Sal 39,2.4ab.7.8-9.10: Aquí estoy, Señor, para hacer tu voluntad.
1Co 6,13c-15a.17-20: ¿Es que no sabéis que vuestro cuerpo es templo del Espíritu Santo?
Jn 1,35-42: “Venid y lo veréis”.
¿Quién no busca maestro? Hoy los solemos llamar profesionales. El maestro albañil, el maestro carpintero, mecánico, electricista, gestor… nos auxilian donde nuestros conocimientos no son suficientes. En ellos interesa la solución, no tanto el camino para dar con ella. Su maestría está, ante todo, fundamentada en la experiencia, y esto los capacita para enseñar también a quienes quieran participar de su arte, en lo que no se aprende exclusivamente en la teoría, sino en el ejercicio constante. Y ¿quién nos enseña sobre el arte de vivir? En la familia recibimos las primeras y fundamentales enseñanzas entre nuestros familiares (padres, hermanos, abuelos…) quienes, más experimentados que nosotros, nos han enseñado. Muchos maestros y todos aprendices, porque que el que de verdad sabe y nos puede enseñar sobre la vida es Dios. Por eso es vital dar con maestros, que, ante todo, nos enseñen a mirar hacia el Señor.
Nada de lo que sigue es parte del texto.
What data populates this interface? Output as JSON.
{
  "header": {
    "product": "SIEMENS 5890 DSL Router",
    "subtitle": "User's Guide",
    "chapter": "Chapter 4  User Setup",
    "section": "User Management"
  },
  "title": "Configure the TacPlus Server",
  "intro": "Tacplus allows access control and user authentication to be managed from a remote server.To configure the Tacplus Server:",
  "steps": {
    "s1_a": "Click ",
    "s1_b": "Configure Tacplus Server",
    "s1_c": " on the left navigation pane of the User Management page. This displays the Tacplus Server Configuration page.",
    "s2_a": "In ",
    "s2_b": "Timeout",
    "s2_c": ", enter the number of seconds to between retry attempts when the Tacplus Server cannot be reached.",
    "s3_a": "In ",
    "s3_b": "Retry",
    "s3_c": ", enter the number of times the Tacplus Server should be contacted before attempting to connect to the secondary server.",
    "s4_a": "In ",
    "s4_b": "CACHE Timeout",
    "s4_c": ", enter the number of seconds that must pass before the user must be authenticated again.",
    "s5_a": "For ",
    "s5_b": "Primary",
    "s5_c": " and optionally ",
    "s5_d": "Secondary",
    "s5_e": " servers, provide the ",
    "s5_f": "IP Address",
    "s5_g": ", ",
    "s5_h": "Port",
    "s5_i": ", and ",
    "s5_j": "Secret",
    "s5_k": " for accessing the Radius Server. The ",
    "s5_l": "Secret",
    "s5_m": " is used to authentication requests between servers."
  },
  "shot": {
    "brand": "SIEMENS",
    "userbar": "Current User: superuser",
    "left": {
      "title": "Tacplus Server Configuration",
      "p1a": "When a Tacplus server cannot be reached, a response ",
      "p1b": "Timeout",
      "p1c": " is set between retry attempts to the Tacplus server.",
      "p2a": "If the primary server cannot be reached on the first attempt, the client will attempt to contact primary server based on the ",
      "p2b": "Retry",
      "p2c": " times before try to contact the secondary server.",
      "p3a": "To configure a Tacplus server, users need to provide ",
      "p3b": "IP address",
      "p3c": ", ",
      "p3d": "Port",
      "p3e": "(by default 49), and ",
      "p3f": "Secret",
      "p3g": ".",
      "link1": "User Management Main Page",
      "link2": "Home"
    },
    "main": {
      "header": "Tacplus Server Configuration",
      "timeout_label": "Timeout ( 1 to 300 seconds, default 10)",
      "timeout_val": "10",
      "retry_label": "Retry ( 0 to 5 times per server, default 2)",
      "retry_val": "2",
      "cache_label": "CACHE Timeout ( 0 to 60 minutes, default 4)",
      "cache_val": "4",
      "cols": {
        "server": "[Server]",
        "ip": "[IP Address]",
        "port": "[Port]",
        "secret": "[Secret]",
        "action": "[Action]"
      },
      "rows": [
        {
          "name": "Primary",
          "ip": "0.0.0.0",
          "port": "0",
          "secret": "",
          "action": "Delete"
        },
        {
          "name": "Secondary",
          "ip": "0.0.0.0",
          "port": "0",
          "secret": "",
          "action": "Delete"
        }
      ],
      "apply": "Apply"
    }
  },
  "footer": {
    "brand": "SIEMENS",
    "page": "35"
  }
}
Las lecturas de este domingo nos hablan de maestros, maestros sobre Dios. El pequeño Samuel lo tuvo en Elí, el anciano sacerdote, que tras las tres llamadas a Samuel por su nombre en la noche, entendió que era Dios el que pronunciaba el apelaba al pequeño, y a Él lo dirigió. Dos galileos (Andrés y otro no identificado) buscaban maestro de la vida, y encontraron a Juan, el Bautista. Encontraron la voz que clamaba en el desierto: “Preparad el camino del Señor” y que bautizaba en el Jordán con un bautismo de conversión; encontraron un hombre íntegro, manifestado en su vida austera, penitente y piadosa. Pero, cuando su maestro Juan les señaló quién era el Cordero de Dios, cambiaron de maestro: de Juan a Jesús. Tras estar con Él media jornada, descubrieron, no ya a un maestro mejor, sino al Mesías (como le informa Andrés a su hermano Simón): vivieron con Él y comprendieron la maestría hecha vida en su persona.
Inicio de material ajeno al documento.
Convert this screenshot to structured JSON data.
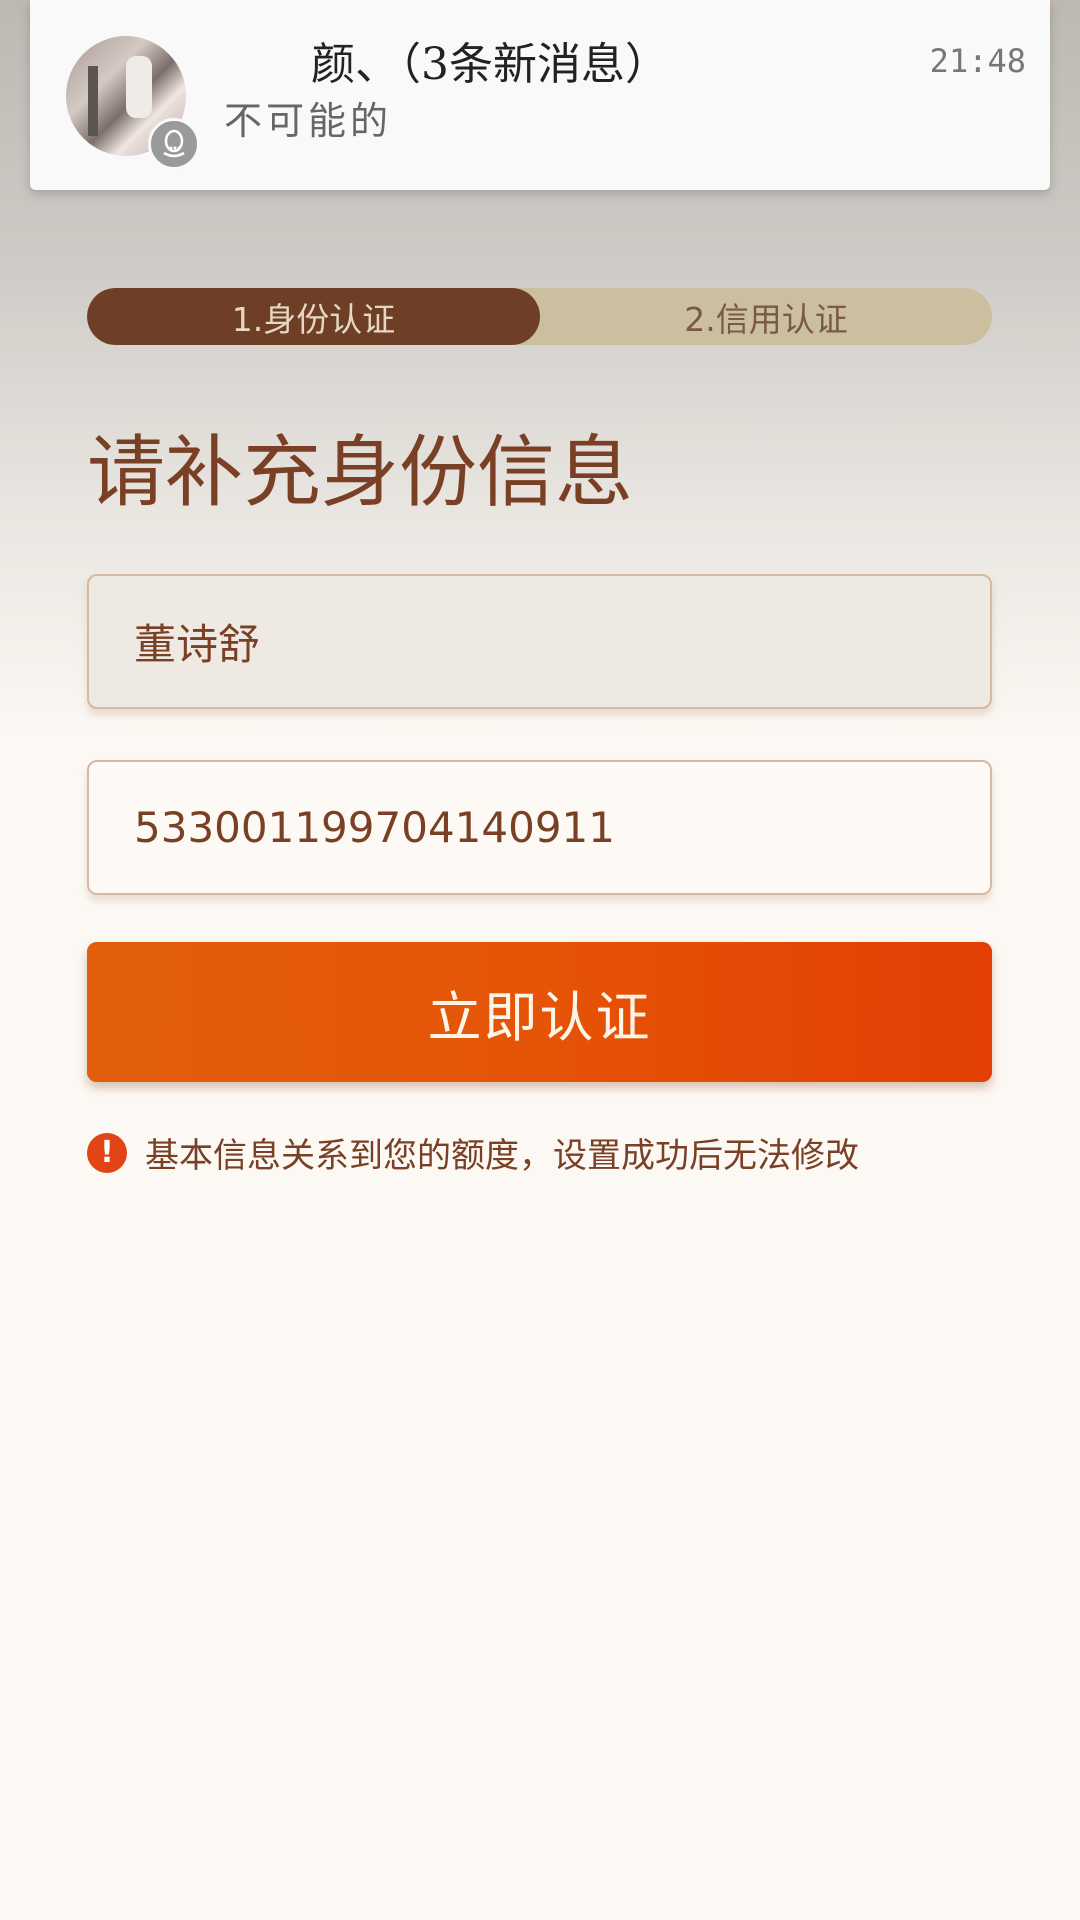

La maestría de Juan el Bautista es tan limitada como su propia misión: señalar al Mesías y, una vez aprenden esto sus discípulos, él se aparta cediendo el lugar a otro de quien hay que aprender más, pues él ya no tiene nada más importante que enseñar. Era la experiencia de Dios la que lo legitimaba para hablar de Dios. El encuentro con Dios mismos hecho carne, hace que todos los demás maestros sean pequeños en comparación con Jesucristo.
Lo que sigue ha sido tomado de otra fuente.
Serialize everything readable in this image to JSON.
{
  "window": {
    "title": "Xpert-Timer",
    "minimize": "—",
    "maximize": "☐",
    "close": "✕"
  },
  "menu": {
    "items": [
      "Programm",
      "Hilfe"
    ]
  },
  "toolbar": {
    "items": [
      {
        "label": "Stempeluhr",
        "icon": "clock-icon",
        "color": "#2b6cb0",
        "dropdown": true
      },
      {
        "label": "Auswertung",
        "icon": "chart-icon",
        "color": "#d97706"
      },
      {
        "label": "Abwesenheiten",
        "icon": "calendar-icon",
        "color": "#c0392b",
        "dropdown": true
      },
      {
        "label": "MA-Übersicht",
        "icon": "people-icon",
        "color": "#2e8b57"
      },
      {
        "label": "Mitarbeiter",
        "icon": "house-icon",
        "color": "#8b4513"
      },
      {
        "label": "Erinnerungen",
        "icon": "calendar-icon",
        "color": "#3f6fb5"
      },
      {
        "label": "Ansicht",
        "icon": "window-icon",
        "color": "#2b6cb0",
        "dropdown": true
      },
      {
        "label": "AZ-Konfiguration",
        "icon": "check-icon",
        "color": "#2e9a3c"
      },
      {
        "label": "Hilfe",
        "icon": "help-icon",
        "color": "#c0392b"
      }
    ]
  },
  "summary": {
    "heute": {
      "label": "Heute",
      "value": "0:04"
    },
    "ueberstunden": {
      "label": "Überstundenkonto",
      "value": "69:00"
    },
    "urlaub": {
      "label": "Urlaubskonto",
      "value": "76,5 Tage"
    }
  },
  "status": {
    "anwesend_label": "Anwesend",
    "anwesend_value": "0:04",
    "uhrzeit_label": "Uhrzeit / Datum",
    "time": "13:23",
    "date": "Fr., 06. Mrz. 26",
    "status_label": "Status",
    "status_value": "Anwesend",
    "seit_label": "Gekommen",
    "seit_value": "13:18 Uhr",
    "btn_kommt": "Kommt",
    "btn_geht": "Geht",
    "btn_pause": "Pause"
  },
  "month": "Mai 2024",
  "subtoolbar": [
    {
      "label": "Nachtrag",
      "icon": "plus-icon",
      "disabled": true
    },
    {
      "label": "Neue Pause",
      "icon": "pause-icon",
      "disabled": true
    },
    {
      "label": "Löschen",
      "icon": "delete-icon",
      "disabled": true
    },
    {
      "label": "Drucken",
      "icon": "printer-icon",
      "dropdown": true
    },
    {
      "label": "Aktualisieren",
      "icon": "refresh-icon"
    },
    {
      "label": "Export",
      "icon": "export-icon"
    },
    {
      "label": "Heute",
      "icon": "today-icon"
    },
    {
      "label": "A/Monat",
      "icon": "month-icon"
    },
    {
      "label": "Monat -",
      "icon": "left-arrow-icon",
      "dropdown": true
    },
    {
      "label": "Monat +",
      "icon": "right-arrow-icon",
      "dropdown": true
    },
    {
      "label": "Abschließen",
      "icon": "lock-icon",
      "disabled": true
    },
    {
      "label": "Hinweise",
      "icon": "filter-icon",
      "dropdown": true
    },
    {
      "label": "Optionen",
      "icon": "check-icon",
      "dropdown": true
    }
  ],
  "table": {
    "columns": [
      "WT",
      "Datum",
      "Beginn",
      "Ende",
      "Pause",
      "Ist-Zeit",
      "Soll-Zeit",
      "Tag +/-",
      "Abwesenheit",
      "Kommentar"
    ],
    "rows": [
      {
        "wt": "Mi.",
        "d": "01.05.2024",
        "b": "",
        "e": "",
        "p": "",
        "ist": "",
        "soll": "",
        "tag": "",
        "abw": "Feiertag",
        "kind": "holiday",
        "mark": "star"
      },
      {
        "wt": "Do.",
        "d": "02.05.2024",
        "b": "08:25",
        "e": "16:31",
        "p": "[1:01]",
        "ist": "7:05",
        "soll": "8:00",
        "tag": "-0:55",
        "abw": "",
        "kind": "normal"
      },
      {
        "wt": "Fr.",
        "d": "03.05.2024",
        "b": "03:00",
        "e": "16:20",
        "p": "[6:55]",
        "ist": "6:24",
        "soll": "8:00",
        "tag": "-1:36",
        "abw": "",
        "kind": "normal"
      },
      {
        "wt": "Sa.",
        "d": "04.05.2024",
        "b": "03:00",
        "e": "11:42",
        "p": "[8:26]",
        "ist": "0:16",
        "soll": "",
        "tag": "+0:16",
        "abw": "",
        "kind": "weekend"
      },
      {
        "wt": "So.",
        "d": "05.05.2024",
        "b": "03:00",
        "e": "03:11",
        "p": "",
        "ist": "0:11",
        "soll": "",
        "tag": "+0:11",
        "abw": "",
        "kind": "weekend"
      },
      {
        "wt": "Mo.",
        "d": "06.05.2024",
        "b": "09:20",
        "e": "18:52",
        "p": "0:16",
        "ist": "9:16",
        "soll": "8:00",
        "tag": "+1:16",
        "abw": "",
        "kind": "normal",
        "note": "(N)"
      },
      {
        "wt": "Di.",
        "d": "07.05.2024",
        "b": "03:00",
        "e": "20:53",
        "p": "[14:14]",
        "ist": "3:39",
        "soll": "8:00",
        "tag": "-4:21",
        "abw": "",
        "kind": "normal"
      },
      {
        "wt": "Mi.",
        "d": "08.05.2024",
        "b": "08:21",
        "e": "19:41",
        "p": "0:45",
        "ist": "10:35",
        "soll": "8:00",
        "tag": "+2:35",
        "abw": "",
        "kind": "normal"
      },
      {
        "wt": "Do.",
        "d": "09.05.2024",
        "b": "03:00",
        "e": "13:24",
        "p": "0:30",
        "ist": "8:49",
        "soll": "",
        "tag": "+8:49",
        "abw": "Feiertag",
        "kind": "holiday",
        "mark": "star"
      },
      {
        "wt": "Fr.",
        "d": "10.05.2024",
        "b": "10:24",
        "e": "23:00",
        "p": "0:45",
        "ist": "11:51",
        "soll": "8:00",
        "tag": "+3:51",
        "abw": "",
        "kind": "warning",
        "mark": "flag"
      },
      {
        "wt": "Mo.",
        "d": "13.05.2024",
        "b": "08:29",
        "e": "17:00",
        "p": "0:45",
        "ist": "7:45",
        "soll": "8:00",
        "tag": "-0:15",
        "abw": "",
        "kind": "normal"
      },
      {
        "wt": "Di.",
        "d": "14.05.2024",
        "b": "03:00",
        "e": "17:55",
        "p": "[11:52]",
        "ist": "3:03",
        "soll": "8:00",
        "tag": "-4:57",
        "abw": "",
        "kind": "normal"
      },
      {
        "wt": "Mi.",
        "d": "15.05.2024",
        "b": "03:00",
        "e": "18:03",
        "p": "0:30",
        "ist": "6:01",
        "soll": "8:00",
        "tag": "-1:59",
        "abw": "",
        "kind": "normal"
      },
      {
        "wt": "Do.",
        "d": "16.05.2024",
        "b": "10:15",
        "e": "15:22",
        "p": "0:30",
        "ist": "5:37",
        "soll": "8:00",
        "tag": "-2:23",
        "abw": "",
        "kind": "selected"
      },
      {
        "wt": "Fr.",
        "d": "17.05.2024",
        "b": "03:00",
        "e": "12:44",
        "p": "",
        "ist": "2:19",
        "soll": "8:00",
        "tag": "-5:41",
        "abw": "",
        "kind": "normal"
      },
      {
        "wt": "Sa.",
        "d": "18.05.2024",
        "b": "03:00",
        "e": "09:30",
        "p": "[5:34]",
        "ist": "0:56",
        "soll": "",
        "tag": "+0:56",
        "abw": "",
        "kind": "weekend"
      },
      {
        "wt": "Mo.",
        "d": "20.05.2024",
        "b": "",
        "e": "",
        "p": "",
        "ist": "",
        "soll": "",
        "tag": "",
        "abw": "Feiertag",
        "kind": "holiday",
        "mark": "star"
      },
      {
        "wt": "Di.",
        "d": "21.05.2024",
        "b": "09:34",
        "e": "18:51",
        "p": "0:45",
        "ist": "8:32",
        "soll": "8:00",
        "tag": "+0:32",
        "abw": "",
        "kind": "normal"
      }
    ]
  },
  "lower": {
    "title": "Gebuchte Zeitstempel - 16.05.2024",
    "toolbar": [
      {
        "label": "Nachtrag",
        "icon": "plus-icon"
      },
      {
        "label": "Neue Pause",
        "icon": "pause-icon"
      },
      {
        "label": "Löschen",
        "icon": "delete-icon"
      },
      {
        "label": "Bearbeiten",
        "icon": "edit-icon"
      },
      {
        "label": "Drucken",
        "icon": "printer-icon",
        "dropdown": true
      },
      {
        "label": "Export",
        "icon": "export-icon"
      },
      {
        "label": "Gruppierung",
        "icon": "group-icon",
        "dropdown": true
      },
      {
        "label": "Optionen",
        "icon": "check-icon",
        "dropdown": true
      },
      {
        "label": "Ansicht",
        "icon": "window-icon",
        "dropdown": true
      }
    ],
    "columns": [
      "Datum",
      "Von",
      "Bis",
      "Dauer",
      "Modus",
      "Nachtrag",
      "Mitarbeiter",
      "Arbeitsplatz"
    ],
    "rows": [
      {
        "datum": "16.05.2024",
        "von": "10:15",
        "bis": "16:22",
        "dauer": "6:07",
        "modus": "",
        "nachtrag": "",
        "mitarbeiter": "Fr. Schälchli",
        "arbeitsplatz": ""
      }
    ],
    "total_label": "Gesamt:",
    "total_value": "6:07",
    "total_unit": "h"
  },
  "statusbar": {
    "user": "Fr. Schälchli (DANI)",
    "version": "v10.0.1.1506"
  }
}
El discípulo de este Maestro de Nazaret está llamado a participar también de este magisterio, sin dejar nunca de ser alumno aprendiz, pues quien tiene experiencia de Dios, quien pasa el tiempo con el Señor, puede y debe enseñar a los demás, principalmente con su vida, dónde está Él. Debe interpretar los acontecimientos, experiencias, encuentros, frustraciones, afectos y todo el rico mundo interior del corazón y la mente, desde las enseñanzas de Jesús de Nazaret, para saber si Dios está o no está ahí.
Otro discípulo del Maestro, Pablo, convertido en maestro para muchos, nos interpela para que vivamos cuidando nuestro cuerpo, evitando dejarnos llevar por lo que no construye la gloria divina en nosotros. Jesucristo resucitado es Maestro de corporeidad gloriosa, de Él debemos aprender a que nuestra carne se deje construir por el Señor en todo aquello que prepara también su gloria, su resurrección, y que no la reduce y la disminuye como objeto de deseo y de pasión seca, ausente de Dios.
¡A ser maestros de Dios!, mientras aprendemos de Él por medio de tantas personas y experiencias mediante las cuales nos enseña. El cristiano que renuncia a aprender y enseñar o se convertirá en un mal maestro o renunciará a una obligación, dificultando que otros se acerquen a Dios donde él tenía que ser guía como el que señala dónde está el Cordero de Dios.